Electronic warfare is the next big challenge for militaries worldwide and China is focusing on that more than just conventional military platforms. India should therefore create ‘geek brigades’ made up of IT experts for its armed forces.
But China also targets the local population. Thus, it has flooded the Indian market with products and apps, since India offered one of the largest markets – with reportedly 560 million cellphone and their e-application users – with investments from Alibaba and Tencet reportedly in the likes of Paytm, MxPlayer and Gaana. These pose a big security challenge, which hasn’t been explained to the innocent Indian users.
In fact, with Indians known to give out information more easily than most other people, data can easily be taken away, including privileged information of companies, allowing for their use to even reverse engineer products. Also, the information on internet is controlled by two camps; the ‘open’ or the traditional camp dominated by Western companies – like Google, Facebook, Amazon, etc – and the ‘closed’ or the companies controlled by China – like Alibaba and Baidu; it’s anybody’s guess, where the greater dangers lie.

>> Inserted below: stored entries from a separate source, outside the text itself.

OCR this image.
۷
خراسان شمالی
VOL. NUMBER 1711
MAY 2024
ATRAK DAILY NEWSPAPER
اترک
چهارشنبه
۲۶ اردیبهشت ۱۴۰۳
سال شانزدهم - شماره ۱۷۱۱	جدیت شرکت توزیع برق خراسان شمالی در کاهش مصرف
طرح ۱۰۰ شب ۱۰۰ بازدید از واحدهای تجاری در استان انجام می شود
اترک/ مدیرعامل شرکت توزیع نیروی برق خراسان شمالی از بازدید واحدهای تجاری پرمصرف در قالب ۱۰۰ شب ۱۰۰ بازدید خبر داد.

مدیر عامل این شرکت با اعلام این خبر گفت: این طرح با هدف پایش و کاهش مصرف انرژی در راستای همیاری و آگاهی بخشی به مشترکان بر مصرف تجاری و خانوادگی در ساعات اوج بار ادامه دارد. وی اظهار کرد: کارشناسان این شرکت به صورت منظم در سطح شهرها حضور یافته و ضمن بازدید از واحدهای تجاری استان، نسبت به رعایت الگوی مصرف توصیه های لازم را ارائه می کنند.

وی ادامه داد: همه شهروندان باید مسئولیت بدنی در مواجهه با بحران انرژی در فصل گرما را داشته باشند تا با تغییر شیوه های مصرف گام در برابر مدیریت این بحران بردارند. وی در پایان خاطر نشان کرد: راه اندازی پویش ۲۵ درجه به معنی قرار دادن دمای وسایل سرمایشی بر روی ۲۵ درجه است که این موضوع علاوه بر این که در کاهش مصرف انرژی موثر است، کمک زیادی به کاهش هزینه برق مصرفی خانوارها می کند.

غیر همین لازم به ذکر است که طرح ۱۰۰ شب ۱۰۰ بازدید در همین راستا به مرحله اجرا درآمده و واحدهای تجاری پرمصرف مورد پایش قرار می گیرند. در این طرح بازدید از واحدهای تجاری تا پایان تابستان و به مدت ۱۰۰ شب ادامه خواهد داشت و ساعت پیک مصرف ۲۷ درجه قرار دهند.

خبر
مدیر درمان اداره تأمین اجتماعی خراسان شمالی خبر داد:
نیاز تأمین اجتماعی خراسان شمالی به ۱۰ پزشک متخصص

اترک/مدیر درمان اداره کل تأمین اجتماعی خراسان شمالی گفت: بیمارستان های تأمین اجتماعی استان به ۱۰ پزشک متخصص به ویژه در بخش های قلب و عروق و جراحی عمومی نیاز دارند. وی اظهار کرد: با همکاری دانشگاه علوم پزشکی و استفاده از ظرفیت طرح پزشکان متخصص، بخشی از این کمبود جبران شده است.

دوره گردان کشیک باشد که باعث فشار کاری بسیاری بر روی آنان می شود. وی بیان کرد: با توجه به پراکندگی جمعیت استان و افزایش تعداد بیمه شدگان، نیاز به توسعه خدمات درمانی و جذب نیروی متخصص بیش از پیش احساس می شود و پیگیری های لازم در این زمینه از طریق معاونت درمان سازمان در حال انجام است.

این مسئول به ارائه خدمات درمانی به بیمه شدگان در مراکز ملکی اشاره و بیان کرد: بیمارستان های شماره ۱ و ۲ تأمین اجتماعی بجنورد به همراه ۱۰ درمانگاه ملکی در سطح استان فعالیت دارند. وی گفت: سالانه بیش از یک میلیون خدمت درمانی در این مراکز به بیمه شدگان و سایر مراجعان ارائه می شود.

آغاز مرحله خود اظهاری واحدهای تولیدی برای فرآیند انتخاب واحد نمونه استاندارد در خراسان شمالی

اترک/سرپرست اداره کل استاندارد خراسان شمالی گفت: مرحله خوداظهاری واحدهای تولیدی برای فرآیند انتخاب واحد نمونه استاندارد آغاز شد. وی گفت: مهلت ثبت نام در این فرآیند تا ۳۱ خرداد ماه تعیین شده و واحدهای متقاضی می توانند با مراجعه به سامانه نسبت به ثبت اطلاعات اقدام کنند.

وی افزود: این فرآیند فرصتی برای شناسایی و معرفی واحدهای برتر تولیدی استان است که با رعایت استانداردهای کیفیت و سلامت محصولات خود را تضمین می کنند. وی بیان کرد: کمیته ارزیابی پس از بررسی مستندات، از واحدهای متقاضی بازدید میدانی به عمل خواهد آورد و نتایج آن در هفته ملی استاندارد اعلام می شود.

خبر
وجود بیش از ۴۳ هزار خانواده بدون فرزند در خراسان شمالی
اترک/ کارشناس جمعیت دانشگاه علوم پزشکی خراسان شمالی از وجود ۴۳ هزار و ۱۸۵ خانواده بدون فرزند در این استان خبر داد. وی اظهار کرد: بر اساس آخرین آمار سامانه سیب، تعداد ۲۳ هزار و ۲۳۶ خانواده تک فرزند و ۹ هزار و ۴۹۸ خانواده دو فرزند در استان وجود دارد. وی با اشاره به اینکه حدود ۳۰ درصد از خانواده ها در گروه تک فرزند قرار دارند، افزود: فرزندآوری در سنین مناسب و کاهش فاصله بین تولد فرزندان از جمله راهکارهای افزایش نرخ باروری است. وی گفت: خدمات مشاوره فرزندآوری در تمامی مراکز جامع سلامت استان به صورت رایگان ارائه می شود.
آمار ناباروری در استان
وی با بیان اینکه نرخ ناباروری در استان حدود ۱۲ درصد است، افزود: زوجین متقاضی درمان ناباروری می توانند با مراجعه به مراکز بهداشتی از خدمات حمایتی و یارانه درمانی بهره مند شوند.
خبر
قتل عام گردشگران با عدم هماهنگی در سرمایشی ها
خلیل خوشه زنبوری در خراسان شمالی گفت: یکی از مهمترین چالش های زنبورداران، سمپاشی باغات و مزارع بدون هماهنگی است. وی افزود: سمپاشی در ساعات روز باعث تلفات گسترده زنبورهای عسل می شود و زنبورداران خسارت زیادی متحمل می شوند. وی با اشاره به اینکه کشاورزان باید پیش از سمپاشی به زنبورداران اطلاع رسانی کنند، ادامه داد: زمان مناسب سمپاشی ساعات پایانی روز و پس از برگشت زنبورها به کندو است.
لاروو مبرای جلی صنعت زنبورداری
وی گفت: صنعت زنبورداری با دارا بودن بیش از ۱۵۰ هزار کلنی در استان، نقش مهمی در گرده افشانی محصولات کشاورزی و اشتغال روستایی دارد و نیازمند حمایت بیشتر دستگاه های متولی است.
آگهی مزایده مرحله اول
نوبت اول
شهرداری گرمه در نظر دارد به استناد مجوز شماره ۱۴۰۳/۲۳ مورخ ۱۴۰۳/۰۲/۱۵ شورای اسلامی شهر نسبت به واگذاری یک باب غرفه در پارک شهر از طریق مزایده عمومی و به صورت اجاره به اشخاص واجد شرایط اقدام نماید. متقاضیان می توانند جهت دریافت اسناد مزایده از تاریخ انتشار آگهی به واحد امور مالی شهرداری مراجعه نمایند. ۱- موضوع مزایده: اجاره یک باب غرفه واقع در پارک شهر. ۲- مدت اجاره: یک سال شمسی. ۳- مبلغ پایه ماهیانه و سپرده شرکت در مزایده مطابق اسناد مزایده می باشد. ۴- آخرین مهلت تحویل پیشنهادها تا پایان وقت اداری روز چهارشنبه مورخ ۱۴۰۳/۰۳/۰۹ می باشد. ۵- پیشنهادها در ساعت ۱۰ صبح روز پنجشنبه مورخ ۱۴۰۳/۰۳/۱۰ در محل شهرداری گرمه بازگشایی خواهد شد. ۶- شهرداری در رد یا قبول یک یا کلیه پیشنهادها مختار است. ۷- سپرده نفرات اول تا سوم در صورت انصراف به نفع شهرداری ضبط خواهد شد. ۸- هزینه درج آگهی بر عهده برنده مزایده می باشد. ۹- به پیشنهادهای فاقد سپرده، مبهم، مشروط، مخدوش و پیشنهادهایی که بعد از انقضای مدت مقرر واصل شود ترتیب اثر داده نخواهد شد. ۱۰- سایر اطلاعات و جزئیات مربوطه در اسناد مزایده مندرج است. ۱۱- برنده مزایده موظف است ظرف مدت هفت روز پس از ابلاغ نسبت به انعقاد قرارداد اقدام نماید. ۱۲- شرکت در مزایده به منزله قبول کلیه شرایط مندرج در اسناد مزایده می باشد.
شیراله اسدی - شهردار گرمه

In future wars, our adversaries may well use cyber and biological weapons that are hard to counter. Take the recent case of the US. Despite around 50 organisations of the US government having been recently hacked – and this includes the US Treasury, State and Homeland Security departments – their cybersecurity experts were clueless of the thefts for nearly nine months!
And as India has ranked poorly on cyber power index computed internationally, to safeguard itself and to respond to cyber-attacks, it wouldn’t be an exaggeration to say that while our critical national assets are reasonably secure against the repeated cyber attacks they face, the security of our banking and business entities need to be further enhanced, if 2021 is not to be another nightmare!
Besides, if the pandemic has alerted us to one thing, then it is the crippling effect that a biological attack may have on any society. And though most major countries are signatories to international conventions against the use of biological weapons, (while still maintaining their stocks of germs) there is no guarantee when they could decide to use it.
And if they do, this could have a devastating impact on those targeted for which no country is quite sufficiently prepared.